Bug Bounties, Application security

Google extends bug bounty program to Android Enterprise

The Google Pixel 4 smartphone and cases are displayed during a Google launch event on Oct. 15, 2019, in New York City. (Photo by Drew Angerer/Getty Images)

Google on Thursday expanded its Android Security Rewards Program by adding a new category where it plans to offer up to a $250,000 reward for a full exploit of a Pixel device running on Android Enterprise.

The new bug bounty comes on the heels of Google announcing added security features to Android 12. For employees, Google will offer additional privacy controls over which work apps can access device data, similar to a user’s experience with personal apps. For admins, Google plans on offering more controls to apply the right set of management configurations for work devices.

Security industry pros like Josh Brewton, virtual chief information security officer of Cyvatar, say there’s great growth potential for Android Enterprise. Brewton said because of the built-in flexibility, many users have become accustomed to using their mobile devices for more work tasks, so it only makes sense to incorporate these devices into an enterprise environment.

On the new bug bounty program, Brewton said Google has displayed a certain level of humility: Google doesn’t pretend that they are perfect and accept that they may not have thought of everything.

“Their bug bounty program allows them to discover vulnerabilities and remediate them before there has been an opportunity for exploitation,” Brewton said. “Doing this helps them get out in front of any possible issues and demonstrates their due diligence if an event occurs.”

Hank Schless, senior manager, security solutions at Lookout said introducing a vulnerability rewards program for Android Enterprise was a fantastic thing for Google to do. 

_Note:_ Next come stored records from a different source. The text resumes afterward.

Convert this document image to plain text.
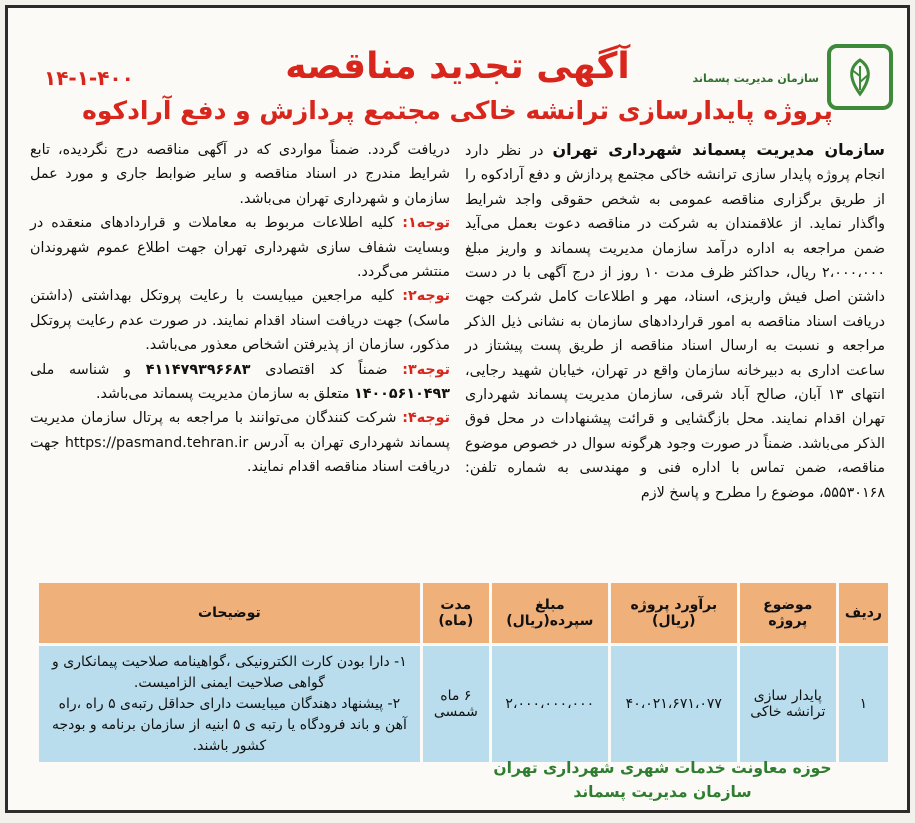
سازمان مدیریت پسماند
آگهی تجدید مناقصه
پروژه پایدارسازی ترانشه خاکی مجتمع پردازش و دفع آرادکوه
۱۴-۱-۴۰۰

سازمان مدیریت پسماند شهرداری تهران در نظر دارد انجام پروژه پایدار سازی ترانشه خاکی مجتمع پردازش و دفع آرادکوه را از طریق برگزاری مناقصه عمومی به شخص حقوقی واجد شرایط واگذار نماید. از علاقمندان به شرکت در مناقصه دعوت بعمل می‌آید ضمن مراجعه به اداره درآمد سازمان مدیریت پسماند و واریز مبلغ ۲،۰۰۰،۰۰۰ ریال، حداکثر ظرف مدت ۱۰ روز از درج آگهی با در دست داشتن اصل فیش واریزی، اسناد، مهر و اطلاعات کامل شرکت جهت دریافت اسناد مناقصه به امور قراردادهای سازمان به نشانی ذیل الذکر مراجعه و نسبت به ارسال اسناد مناقصه از طریق پست پیشتاز در ساعت اداری به دبیرخانه سازمان واقع در تهران، خیابان شهید رجایی، انتهای ۱۳ آبان، صالح آباد شرقی، سازمان مدیریت پسماند شهرداری تهران اقدام نمایند. محل بازگشایی و قرائت پیشنهادات در محل فوق الذکر می‌باشد. ضمناً در صورت وجود هرگونه سوال در خصوص موضوع مناقصه، ضمن تماس با اداره فنی و مهندسی به شماره تلفن: ۵۵۵۳۰۱۶۸، موضوع را مطرح و پاسخ لازم

دریافت گردد. ضمناً مواردی که در آگهی مناقصه درج نگردیده، تابع شرایط مندرج در اسناد مناقصه و سایر ضوابط جاری و مورد عمل سازمان و شهرداری تهران می‌باشد.

توجه۱: کلیه اطلاعات مربوط به معاملات و قراردادهای منعقده در وبسایت شفاف سازی شهرداری تهران جهت اطلاع عموم شهروندان منتشر می‌گردد.

توجه۲: کلیه مراجعین میبایست با رعایت پروتکل بهداشتی (داشتن ماسک) جهت دریافت اسناد اقدام نمایند. در صورت عدم رعایت پروتکل مذکور، سازمان از پذیرفتن اشخاص معذور می‌باشد.

توجه۳: ضمناً کد اقتصادی ۴۱۱۴۷۹۳۹۶۶۸۳ و شناسه ملی ۱۴۰۰۵۶۱۰۴۹۳ متعلق به سازمان مدیریت پسماند می‌باشد.

توجه۴: شرکت کنندگان می‌توانند با مراجعه به پرتال سازمان مدیریت پسماند شهرداری تهران به آدرس https://pasmand.tehran.ir جهت دریافت اسناد مناقصه اقدام نمایند.

ردیف	موضوع پروژه	برآورد پروژه (ریال)	مبلغ سپرده(ریال)	مدت (ماه)	توضیحات
۱	پایدار سازی ترانشه خاکی	۴۰،۰۲۱،۶۷۱،۰۷۷	۲،۰۰۰،۰۰۰،۰۰۰	۶ ماه شمسی	۱- دارا بودن کارت الکترونیکی ،گواهینامه صلاحیت پیمانکاری و گواهی صلاحیت ایمنی الزامیست.
۲- پیشنهاد دهندگان میبایست دارای حداقل رتبه‌ی ۵ راه ،راه آهن و باند فرودگاه یا رتبه ی ۵ ابنیه از سازمان برنامه و بودجه کشور باشند.
حوزه معاونت خدمات شهری شهرداری تهران
سازمان مدیریت پسماند
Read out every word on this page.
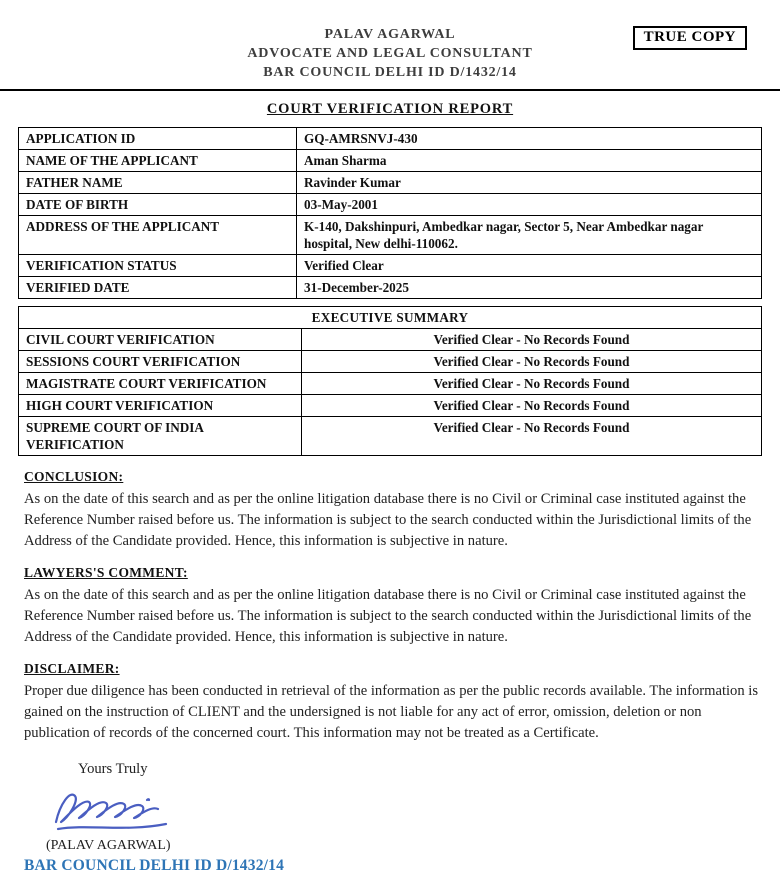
TRUE COPY
PALAV AGARWAL
ADVOCATE AND LEGAL CONSULTANT
BAR COUNCIL DELHI ID D/1432/14
COURT VERIFICATION REPORT
APPLICATION ID	GQ-AMRSNVJ-430
NAME OF THE APPLICANT	Aman Sharma
FATHER NAME	Ravinder Kumar
DATE OF BIRTH	03-May-2001
ADDRESS OF THE APPLICANT	K-140, Dakshinpuri, Ambedkar nagar, Sector 5, Near Ambedkar nagar hospital, New delhi-110062.
VERIFICATION STATUS	Verified Clear
VERIFIED DATE	31-December-2025
EXECUTIVE SUMMARY	
CIVIL COURT VERIFICATION	Verified Clear - No Records Found
SESSIONS COURT VERIFICATION	Verified Clear - No Records Found
MAGISTRATE COURT VERIFICATION	Verified Clear - No Records Found
HIGH COURT VERIFICATION	Verified Clear - No Records Found
SUPREME COURT OF INDIA VERIFICATION	Verified Clear - No Records Found
CONCLUSION:
As on the date of this search and as per the online litigation database there is no Civil or Criminal case instituted against the Reference Number raised before us. The information is subject to the search conducted within the Jurisdictional limits of the Address of the Candidate provided. Hence, this information is subjective in nature.
LAWYERS'S COMMENT:
As on the date of this search and as per the online litigation database there is no Civil or Criminal case instituted against the Reference Number raised before us. The information is subject to the search conducted within the Jurisdictional limits of the Address of the Candidate provided. Hence, this information is subjective in nature.
DISCLAIMER:
Proper due diligence has been conducted in retrieval of the information as per the public records available. The information is gained on the instruction of CLIENT and the undersigned is not liable for any act of error, omission, deletion or non publication of records of the concerned court. This information may not be treated as a Certificate.
Yours Truly
(PALAV AGARWAL)
BAR COUNCIL DELHI ID D/1432/14
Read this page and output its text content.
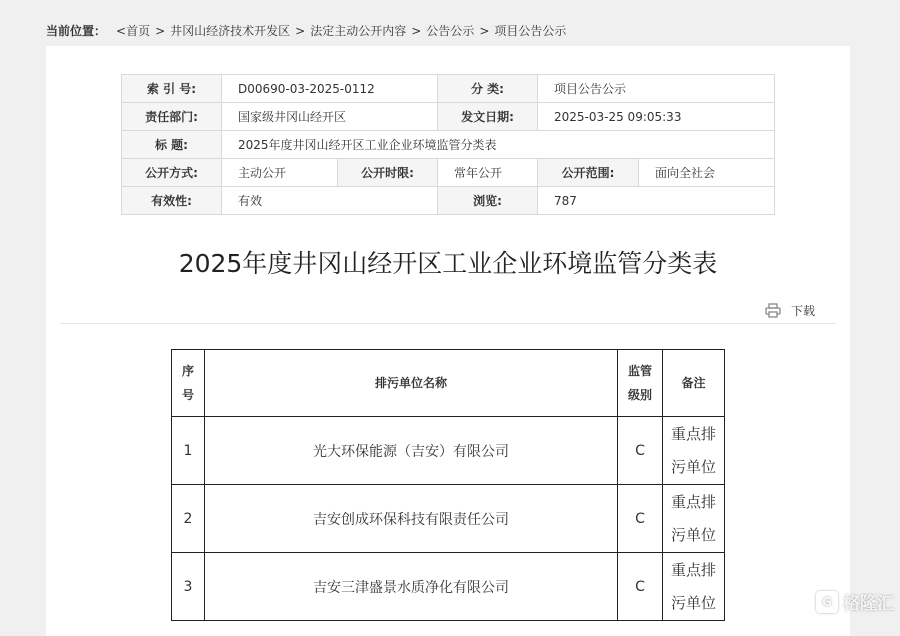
当前位置： <首页 > 井冈山经济技术开发区 > 法定主动公开内容 > 公告公示 > 项目公告公示
索 引 号:	D00690-03-2025-0112		分 类:	项目公告公示	
责任部门:	国家级井冈山经开区		发文日期:	2025-03-25 09:05:33	
标 题:	2025年度井冈山经开区工业企业环境监管分类表				
公开方式:	主动公开	公开时限:	常年公开	公开范围:	面向全社会
有效性:	有效		浏览:	787	
2025年度井冈山经开区工业企业环境监管分类表
下载
序
号	排污单位名称	监管
级别	备注
1	光大环保能源（吉安）有限公司	C	重点排
污单位
2	吉安创成环保科技有限责任公司	C	重点排
污单位
3	吉安三津盛景水质净化有限公司	C	重点排
污单位	G 格隆汇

“As much as we all wish it was the case, shipping software with flawless code is nearly impossible,” Schless said. “Having a program like this in place encourages independent researchers to contribute to the security of the greater community. The more developers introduce these programs the better. Since they’re constantly focused on building and shipping new code, it’s helpful to have another set of eyes look at the code and expose potentially dangerous vulnerabilities. The security research community tends to be very communal by sharing data publicly when they discover a new malware family or software vulnerability.”

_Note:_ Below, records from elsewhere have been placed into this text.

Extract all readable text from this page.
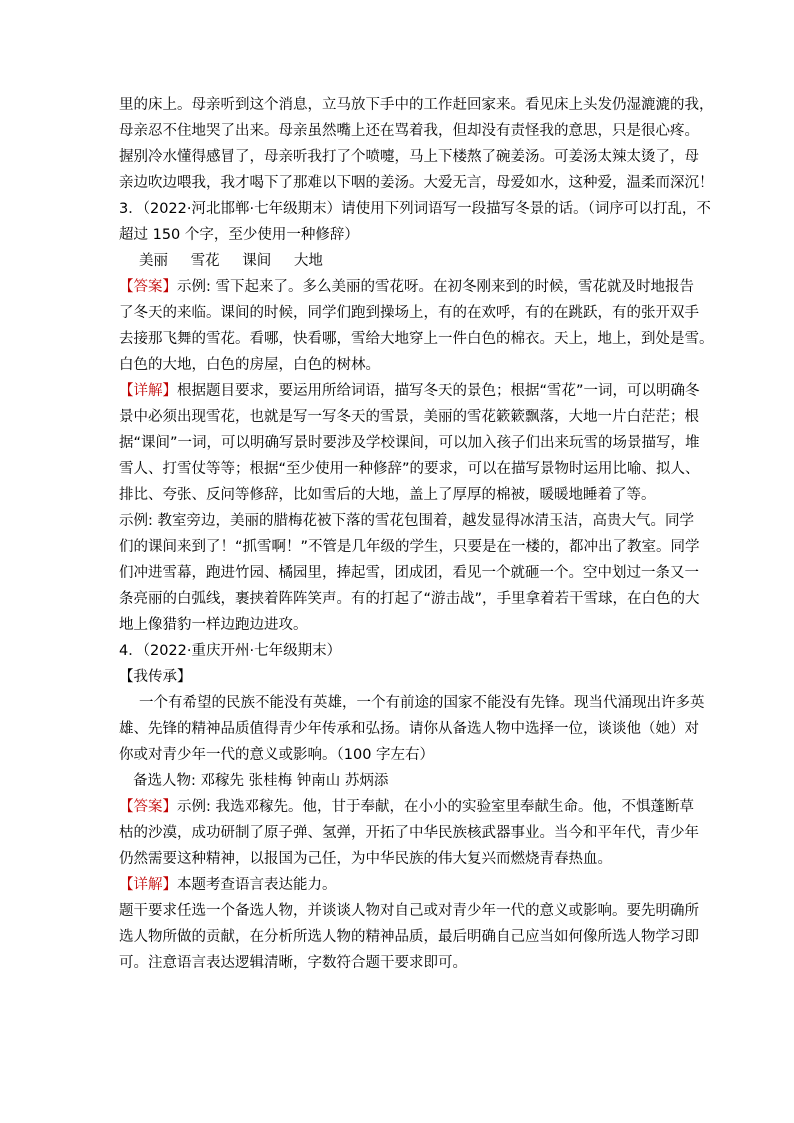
里的床上。母亲听到这个消息，立马放下手中的工作赶回家来。看见床上头发仍湿漉漉的我，
母亲忍不住地哭了出来。母亲虽然嘴上还在骂着我，但却没有责怪我的意思，只是很心疼。
握别冷水懂得感冒了，母亲听我打了个喷嚏，马上下楼熬了碗姜汤。可姜汤太辣太烫了，母
亲边吹边喂我，我才喝下了那难以下咽的姜汤。大爱无言，母爱如水，这种爱，温柔而深沉！
3．（2022·河北邯郸·七年级期末）请使用下列词语写一段描写冬景的话。（词序可以打乱，不
超过 150 个字，至少使用一种修辞）
美丽 雪花 课间 大地
【答案】示例: 雪下起来了。多么美丽的雪花呀。在初冬刚来到的时候，雪花就及时地报告
了冬天的来临。课间的时候，同学们跑到操场上，有的在欢呼，有的在跳跃，有的张开双手
去接那飞舞的雪花。看哪，快看哪，雪给大地穿上一件白色的棉衣。天上，地上，到处是雪。
白色的大地，白色的房屋，白色的树林。
【详解】根据题目要求，要运用所给词语，描写冬天的景色；根据“雪花”一词，可以明确冬
景中必须出现雪花，也就是写一写冬天的雪景，美丽的雪花簌簌飘落，大地一片白茫茫；根
据“课间”一词，可以明确写景时要涉及学校课间，可以加入孩子们出来玩雪的场景描写，堆
雪人、打雪仗等等；根据“至少使用一种修辞”的要求，可以在描写景物时运用比喻、拟人、
排比、夸张、反问等修辞，比如雪后的大地，盖上了厚厚的棉被，暖暖地睡着了等。
示例: 教室旁边，美丽的腊梅花被下落的雪花包围着，越发显得冰清玉洁，高贵大气。同学
们的课间来到了！“抓雪啊！”不管是几年级的学生，只要是在一楼的，都冲出了教室。同学
们冲进雪幕，跑进竹园、橘园里，捧起雪，团成团，看见一个就砸一个。空中划过一条又一
条亮丽的白弧线，裹挟着阵阵笑声。有的打起了“游击战”，手里拿着若干雪球，在白色的大
地上像猎豹一样边跑边进攻。
4．（2022·重庆开州·七年级期末）
【我传承】
一个有希望的民族不能没有英雄，一个有前途的国家不能没有先锋。现当代涌现出许多英
雄、先锋的精神品质值得青少年传承和弘扬。请你从备选人物中选择一位，谈谈他（她）对
你或对青少年一代的意义或影响。（100 字左右）
备选人物: 邓稼先 张桂梅 钟南山 苏炳添
【答案】示例: 我选邓稼先。他，甘于奉献，在小小的实验室里奉献生命。他，不惧蓬断草
枯的沙漠，成功研制了原子弹、氢弹，开拓了中华民族核武器事业。当今和平年代，青少年
仍然需要这种精神，以报国为己任，为中华民族的伟大复兴而燃烧青春热血。
【详解】本题考查语言表达能力。
题干要求任选一个备选人物，并谈谈人物对自己或对青少年一代的意义或影响。要先明确所
选人物所做的贡献，在分析所选人物的精神品质，最后明确自己应当如何像所选人物学习即
可。注意语言表达逻辑清晰，字数符合题干要求即可。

John Bambenek, principal threat hunter at Netenrich, added that most likely, there are fewer Android Enterprise organizations out there with the shift to BYOD. Bambenek said if he had an employee who wanted enterprise features on their phone, they better provide the device.

“That said, those organizations tend to be quite large with [higher revenue] and have real security requirements,” Bambenek said. “A bug bounty is always a nice supplement to an organization's own product security efforts. However, it can never replace it. Google has a pretty good track record of finding its own problems, too, so this move should help increase overall confidence in its platform.”